In January, J&J partnered with AC Immune to develop anti-tau vaccines in a deal that includes ACI-35, which is in a Phase Ib study. AC Immune’s vaccines are built to stimulate B cells to wage an antibody response against phosphorylated tau, the misfolded form of the protein that causes tangles.

Genentech has been working with AC Immune to find antibodies against tau since 2012. Biogen and Neurimmune hope to replicate their amyloid success with antibodies against tau.

Even though tau drugs trail antiamyloid therapies by a decade, researchers are excited by the possibility that they could treat people with more advanced disease. “For amyloid treatment, you have to go very early, almost preventative,” Genentech’s Sheng says. “But tau maybe has a little bit longer window of opportunity such that patients who have already started to show symptoms can be treated.”

Even as companies make progress against amyloid and tau, a major gap exists in understanding how the two proteins are connected. If researchers could unravel the mechanism by which amyloid triggers tau proliferation and figure out how tau injures neurons, promising drug targets might follow.

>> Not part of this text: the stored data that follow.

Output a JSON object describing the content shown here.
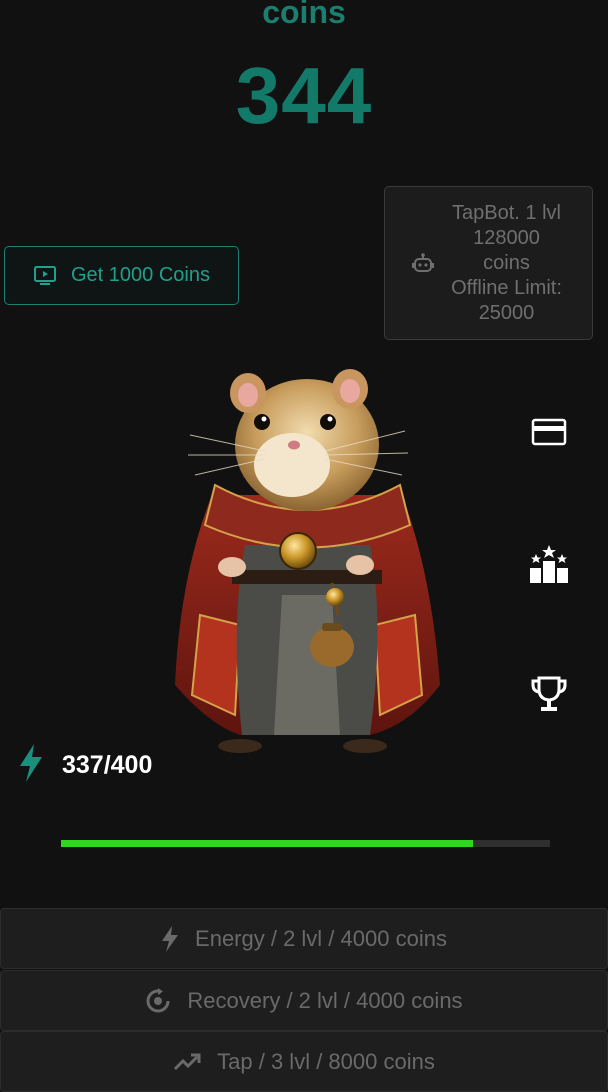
{
  "header": {
    "coins_label": "coins",
    "coins_value": "344"
  },
  "promo": {
    "get_coins_label": "Get 1000 Coins",
    "icon": "tv-play-icon"
  },
  "tapbot": {
    "icon": "robot-icon",
    "line1": "TapBot. 1 lvl",
    "line2": "128000",
    "line3": "coins",
    "line4": "Offline Limit:",
    "line5": "25000"
  },
  "side_menu": [
    {
      "icon": "card-icon"
    },
    {
      "icon": "leaderboard-icon"
    },
    {
      "icon": "trophy-icon"
    }
  ],
  "energy": {
    "icon": "lightning-icon",
    "text": "337/400",
    "current": 337,
    "max": 400
  },
  "colors": {
    "accent": "#137a6a",
    "progress": "#2ed81c",
    "background": "#111111"
  },
  "upgrades": [
    {
      "icon": "lightning-icon",
      "label": "Energy / 2 lvl / 4000 coins"
    },
    {
      "icon": "recovery-icon",
      "label": "Recovery / 2 lvl / 4000 coins"
    },
    {
      "icon": "trending-up-icon",
      "label": "Tap / 3 lvl / 8000 coins"
    }
  ]
}
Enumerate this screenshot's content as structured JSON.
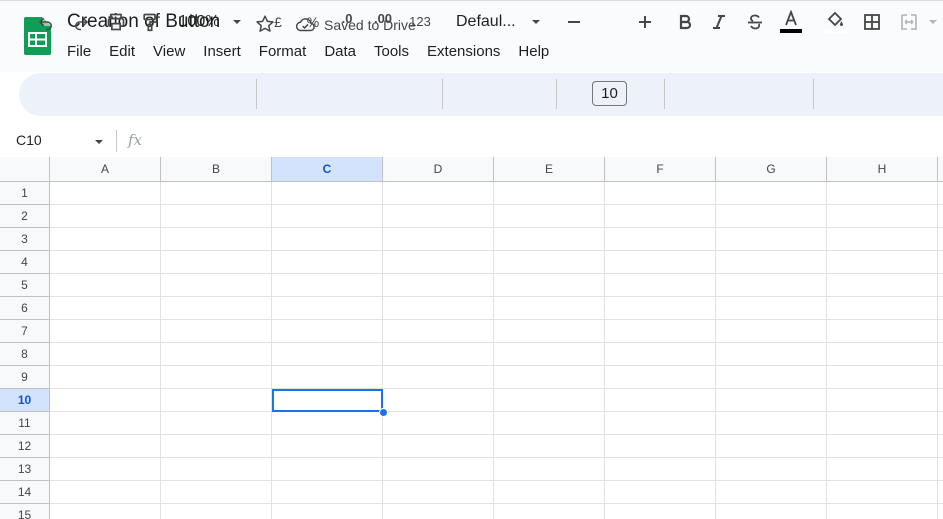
{
  "app": {
    "title": "Creation of Button",
    "save_status": "Saved to Drive"
  },
  "menu": [
    "File",
    "Edit",
    "View",
    "Insert",
    "Format",
    "Data",
    "Tools",
    "Extensions",
    "Help"
  ],
  "toolbar": {
    "zoom": "100%",
    "currency": "£",
    "percent": "%",
    "decrease_decimal": ".0",
    "increase_decimal": ".00",
    "more_formats": "123",
    "font": "Defaul...",
    "font_size": "10",
    "icons": [
      "undo-icon",
      "redo-icon",
      "print-icon",
      "paint-format-icon",
      "bold-icon",
      "italic-icon",
      "strikethrough-icon",
      "text-color-icon",
      "fill-color-icon",
      "borders-icon",
      "merge-cells-icon"
    ],
    "text_color": "#000000"
  },
  "formula_bar": {
    "name_box": "C10",
    "fx": "fx",
    "value": ""
  },
  "sheet": {
    "columns": [
      "A",
      "B",
      "C",
      "D",
      "E",
      "F",
      "G",
      "H"
    ],
    "rows": [
      "1",
      "2",
      "3",
      "4",
      "5",
      "6",
      "7",
      "8",
      "9",
      "10",
      "11",
      "12",
      "13",
      "14",
      "15"
    ],
    "selected_column": "C",
    "selected_row": "10",
    "active_cell": "C10"
  },
  "colors": {
    "accent": "#1a73e8",
    "logo": "#0f9d58",
    "selected_header": "#d3e3fd"
  }
}
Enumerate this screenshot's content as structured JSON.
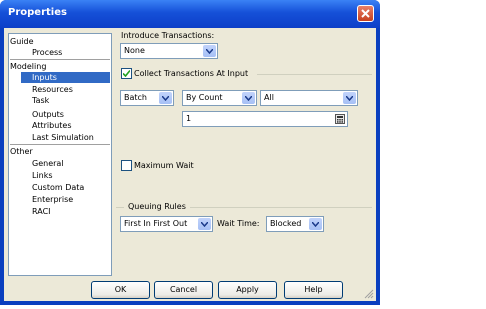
{
  "window": {
    "title": "Properties"
  },
  "tree": {
    "groups": [
      {
        "label": "Guide",
        "items": [
          "Process"
        ]
      },
      {
        "label": "Modeling",
        "items": [
          "Inputs",
          "Resources",
          "Task",
          "Outputs",
          "Attributes",
          "Last Simulation"
        ]
      },
      {
        "label": "Other",
        "items": [
          "General",
          "Links",
          "Custom Data",
          "Enterprise",
          "RACI"
        ]
      }
    ],
    "selected": "Inputs"
  },
  "inputs": {
    "introduce_label": "Introduce Transactions:",
    "introduce_value": "None",
    "collect_label": "Collect Transactions At Input",
    "collect_checked": true,
    "batch_value": "Batch",
    "by_value": "By Count",
    "all_value": "All",
    "count_value": "1",
    "max_wait_label": "Maximum Wait",
    "max_wait_checked": false,
    "queuing_title": "Queuing Rules",
    "queue_rule_value": "First In First Out",
    "wait_time_label": "Wait Time:",
    "wait_time_value": "Blocked"
  },
  "buttons": {
    "ok": "OK",
    "cancel": "Cancel",
    "apply": "Apply",
    "help": "Help"
  },
  "colors": {
    "titlebar": "#0d3fc8",
    "selection": "#316ac5",
    "face": "#ece9d8"
  }
}
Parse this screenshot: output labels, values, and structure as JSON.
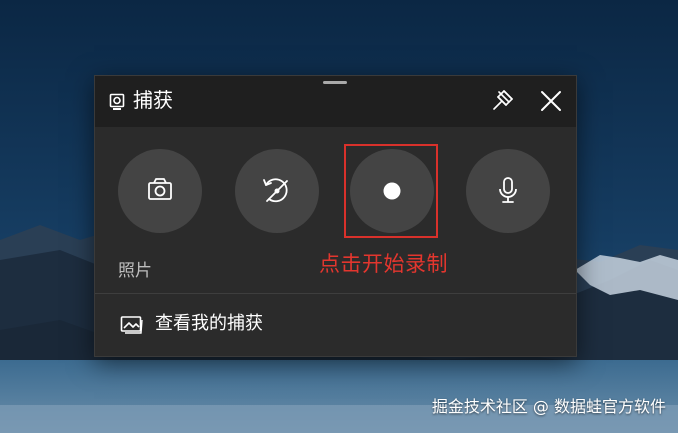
{
  "widget": {
    "title": "捕获",
    "buttons": [
      {
        "id": "screenshot",
        "icon": "camera-icon"
      },
      {
        "id": "record-last",
        "icon": "record-last-30s-icon"
      },
      {
        "id": "start-recording",
        "icon": "record-dot-icon"
      },
      {
        "id": "microphone",
        "icon": "microphone-icon"
      }
    ],
    "caption": "照片",
    "gallery_label": "查看我的捕获"
  },
  "annotation": {
    "hint": "点击开始录制",
    "color": "#e3362e"
  },
  "watermark": "掘金技术社区 @ 数据蛙官方软件"
}
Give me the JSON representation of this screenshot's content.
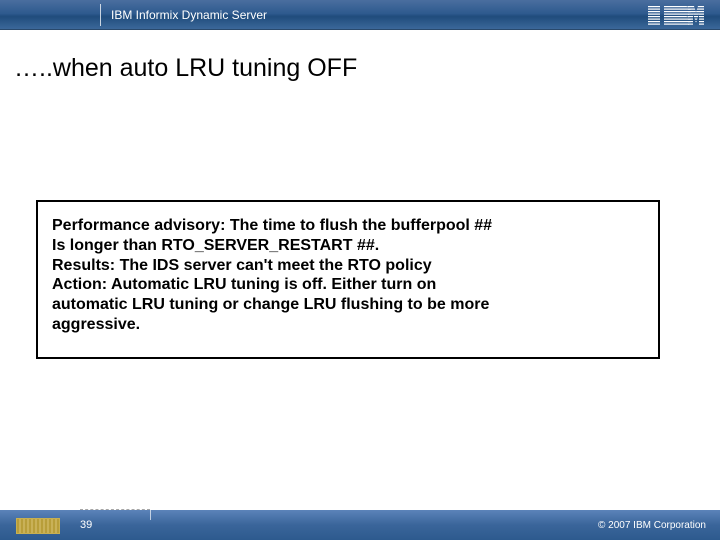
{
  "header": {
    "product_title": "IBM Informix Dynamic Server",
    "logo_label": "IBM"
  },
  "slide": {
    "title": "…..when auto LRU tuning OFF"
  },
  "advisory": {
    "line1": "Performance advisory: The time to flush the bufferpool ##",
    "line2": "Is longer than RTO_SERVER_RESTART ##.",
    "line3": "Results: The IDS server can't meet the RTO policy",
    "line4": "Action: Automatic LRU tuning is off. Either turn on",
    "line5": "automatic LRU tuning or change LRU flushing to be more",
    "line6": "aggressive."
  },
  "footer": {
    "page_number": "39",
    "copyright": "© 2007 IBM Corporation"
  }
}
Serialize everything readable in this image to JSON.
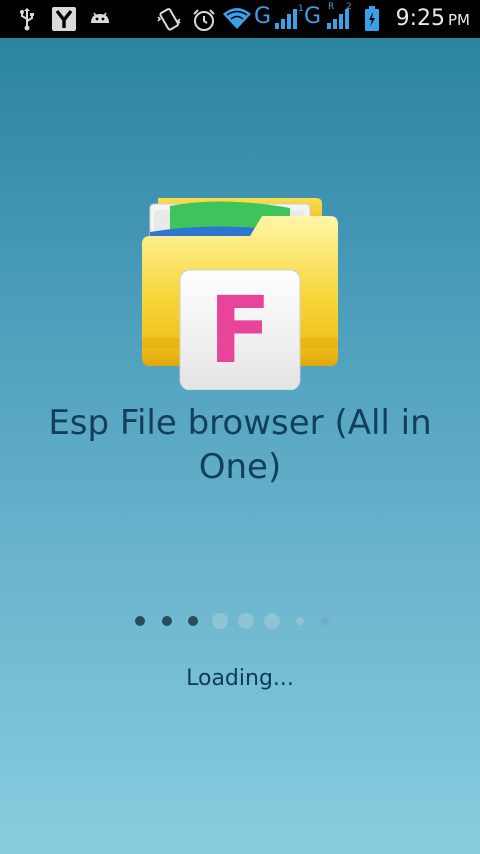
{
  "status_bar": {
    "time": "9:25",
    "ampm": "PM",
    "network_1": "G",
    "network_2": "G",
    "sim_1": "1",
    "sim_2": "2",
    "roaming": "R",
    "icons": [
      "usb-icon",
      "y-app-icon",
      "android-debug-icon",
      "vibrate-icon",
      "alarm-icon",
      "wifi-icon",
      "signal-icon",
      "signal-icon",
      "battery-charging-icon"
    ]
  },
  "splash": {
    "app_icon": "file-folder-f-icon",
    "app_title": "Esp File browser (All in One)",
    "loading_text": "Loading...",
    "dot_colors": {
      "dark": "#2b4a5e",
      "light": "#8fc3d6",
      "faint": "#6aaec8"
    }
  },
  "colors": {
    "background_top": "#2a84a2",
    "background_bottom": "#86cedf",
    "title_text": "#123f5c",
    "folder_yellow": "#f5d23a",
    "letter_pink": "#e8449a"
  }
}
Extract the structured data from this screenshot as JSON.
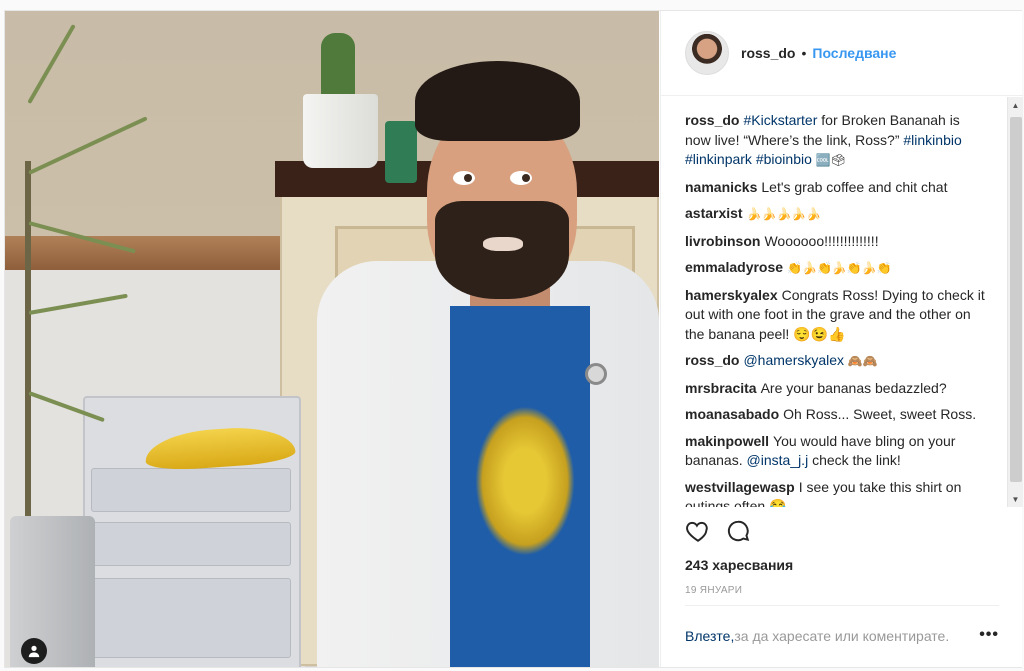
{
  "post": {
    "username": "ross_do",
    "separator": "•",
    "follow_label": "Последване",
    "likes_text": "243 харесвания",
    "date_text": "19 ЯНУАРИ",
    "login_link": "Влезте,",
    "login_rest": " за да харесате или коментирате.",
    "more_label": "•••"
  },
  "caption": {
    "username": "ross_do",
    "tag1": "#Kickstarter",
    "text1": " for Broken Bananah is now live! “Where’s the link, Ross?” ",
    "tag2": "#linkinbio",
    "tag3": "#linkinpark",
    "tag4": "#bioinbio",
    "emoji": "🆒🗳"
  },
  "comments": [
    {
      "user": "namanicks",
      "text": "Let's grab coffee and chit chat"
    },
    {
      "user": "astarxist",
      "text": "🍌🍌🍌🍌🍌"
    },
    {
      "user": "livrobinson",
      "text": "Woooooo!!!!!!!!!!!!!!"
    },
    {
      "user": "emmaladyrose",
      "text": "👏🍌👏🍌👏🍌👏"
    },
    {
      "user": "hamerskyalex",
      "text": "Congrats Ross! Dying to check it out with one foot in the grave and the other on the banana peel! 😌😉👍"
    },
    {
      "user": "ross_do",
      "mention": "@hamerskyalex",
      "text": " 🙈🙈"
    },
    {
      "user": "mrsbracita",
      "text": "Are your bananas bedazzled?"
    },
    {
      "user": "moanasabado",
      "text": "Oh Ross... Sweet, sweet Ross."
    },
    {
      "user": "makinpowell",
      "text": "You would have bling on your bananas. ",
      "mention": "@insta_j.j",
      "text_after": " check the link!"
    },
    {
      "user": "westvillagewasp",
      "text": "I see you take this shirt on outings often 😂"
    }
  ],
  "icons": {
    "like": "heart-outline-icon",
    "comment": "speech-bubble-icon",
    "tagged_user": "person-icon"
  },
  "colors": {
    "link": "#003569",
    "follow": "#3897f0",
    "text": "#262626",
    "muted": "#999999"
  }
}
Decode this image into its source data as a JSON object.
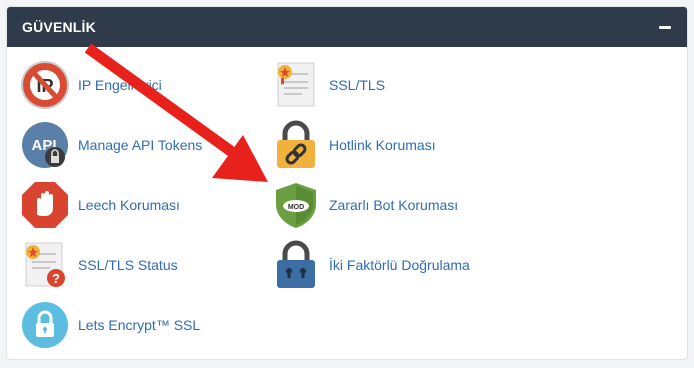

“If there’s an area I’d really like to see progress from in the next five years, it would be that really fundamental level of how amyloid and tau toxicity works,” Lilly’s Hutton says. “No doubt there will be additional drug targets to come out of that work.”

And despite significant progress against Alzheimer’s since the trial failures of 2012, researchers are quick to acknowledge that the challenges go beyond simply finding a treatment. Drugs, whether taken for life or for a short stint, are going to be expensive. Companies would not be placing such risky bets if they didn’t expect financial rewards.

Moreover, a stigma around dementia lingers. As Hutton points out, people are scared of Alzheimer’s, so they often don’t see their doctor about symptoms until they’re past the point where the antiamyloid therapies now in the clinic could help.

“I’m optimistic therapies will come,” Hutton says. “What I’m less sure about is how they’ll get applied in the real world.”